There are no laws against having prejudices or changing them.  One can say there are ethics pertaining to these things but then again these are seldom powerful enough to impose limiting clauses.  We have to accept the reality that while it can be hard to forgive someone else, there’s nothing easier than forgiving ourselves.  Fooling others is difficult but self-delusion is the easiest thing on earth.  Especially in public.  Once you are at home, in bed for example, right and wrong come to interrogate, haunt and torture. Out there in ‘society’, one has to act virtuous.  And, as is always the case when it comes to acting, you’ve got to get inside the part, you have to rehearse ‘virtuous’ at least in appearance since in substance you cannot (just like on stage; you are no prince, but you have to look and act ‘prince’ in Hamlet). 

None of this should bother anyone except when such prejudice-shifts impact others, a whole lot of others.  It is not about someone falling in love, deciding that the object of love was not what he/she appeared to be at first, falling out of love consequently and falling in love (with someone else) thereafter.  Such prejudice-change is understandable, common and eminently defensible on all counts. Then again, there are situations, where people assert certain positions, realize that the costs of assertion outweigh benefit (to self that is, and not society) and rearrange parameters to effect location-change.  In other words, move to a more comfortable and comforting place. 

When the issue is public or refers to a larger collective than say ‘circle of friends’ or a love-situation, then others need to be wary.

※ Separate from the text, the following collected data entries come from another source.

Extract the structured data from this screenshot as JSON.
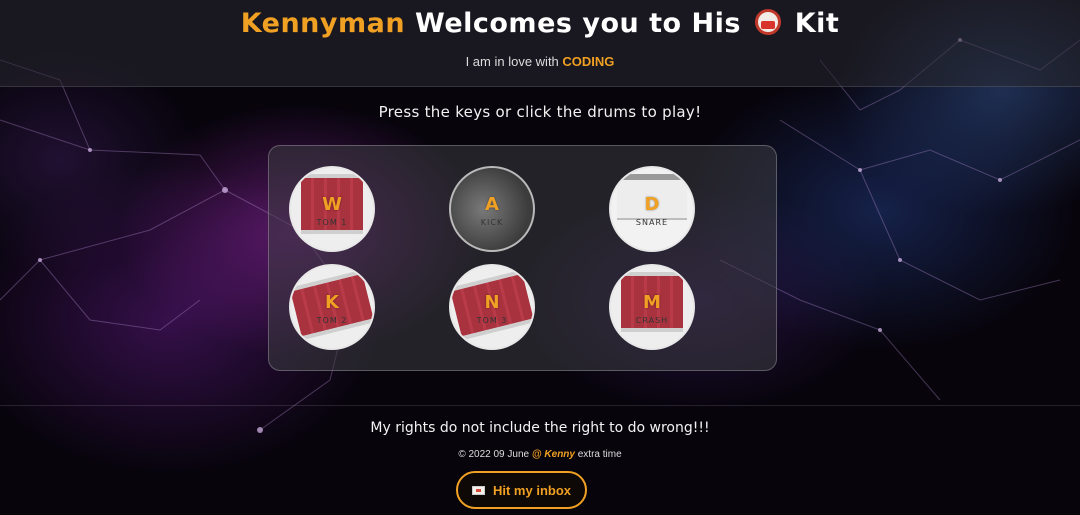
{
  "header": {
    "title_name": "Kennyman",
    "title_rest_1": " Welcomes you to His ",
    "title_icon": "drum-icon",
    "title_rest_2": " Kit",
    "subtitle_prefix": "I am in love with ",
    "subtitle_highlight": "CODING"
  },
  "instructions": "Press the keys or click the drums to play!",
  "drums": [
    {
      "key": "W",
      "name": "TOM 1"
    },
    {
      "key": "A",
      "name": "KICK"
    },
    {
      "key": "D",
      "name": "SNARE"
    },
    {
      "key": "K",
      "name": "TOM 2"
    },
    {
      "key": "N",
      "name": "TOM 3"
    },
    {
      "key": "M",
      "name": "CRASH"
    }
  ],
  "footer": {
    "quote": "My rights do not include the right to do wrong!!!",
    "copyright_prefix": "© 2022 09 June ",
    "copyright_author": "@ Kenny",
    "copyright_suffix": " extra time",
    "inbox_label": "Hit my inbox",
    "inbox_icon": "mail-icon"
  },
  "colors": {
    "accent": "#f0a022",
    "background": "#07040c"
  }
}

They need to keep watch. They need to note argument-shift, the dropping of names, the failure to mention certain things and the inexplicable negligence of pertinent fact. When prejudices promote certain policies over others, push for certain outcomes over others, the privileging of particular social class over other etc., their shifting/rearrangement need to be viewed soberly. It’s not like lover-changing. 

The interesting thing is that in appearance, the two sets of procedure (lover-change and policy-preference shift) are similar.  There’s the classic and time-tested method of avoiding eye contact, obtained best by absenting oneself from the object that is sought to be avoided.  If, on the other hand, you can’t be avoided, then one can discern a certain dodgy-element in eye and conduct.  If you manage to button-hole the person, a lot of babbling results, typically with a slew of big words no one understands, a lot of technicalities and verbal somersaults. 

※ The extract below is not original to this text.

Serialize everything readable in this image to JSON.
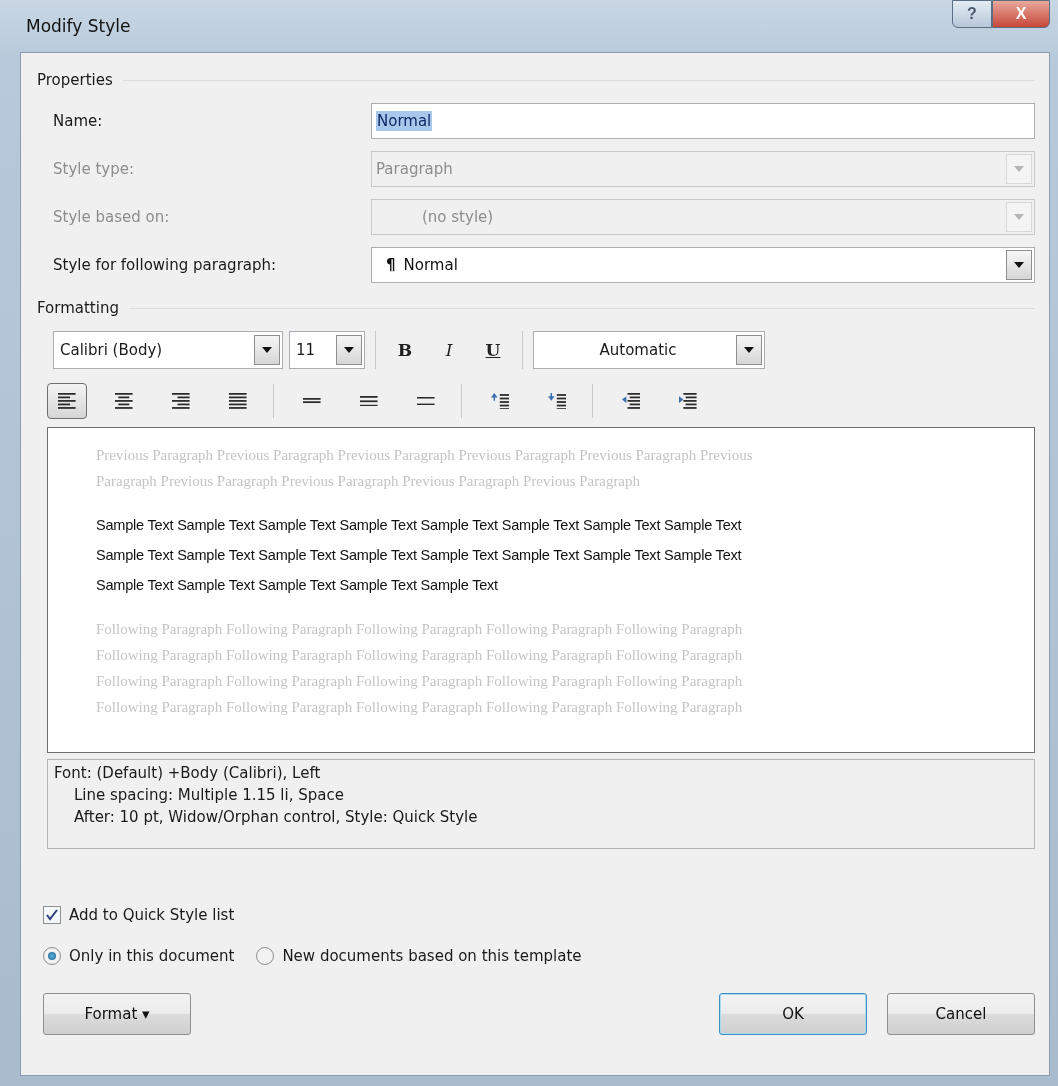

Once it is established that prejudices have been rearranged, it is easy to operate. You have to know when and where you can get played out and identifying the player is the first step in minimizing negative fallout.  The more important thing is to identify the shifter early.  You have to read the signs.  You can tell, generally, when your lover is on his/her way out of your life or when he/she is pushing you out of heart and life.  Think about it. The signs are not too different.  Avoidance.  Blaming. Justification of that which is unthinkable.  Shift in hangout-choice.  Shift in vocabulary. Facial expressions.  Degree of comfort in different kinds of company.  Difference in preferred distance. 

When people rearrange their prejudices, contrary to what William James said, they don’t think they are thinking, they WANT us to believe that they are in ‘thinking mode’.   When others rearrange prejudices, we need to take note. We need to think.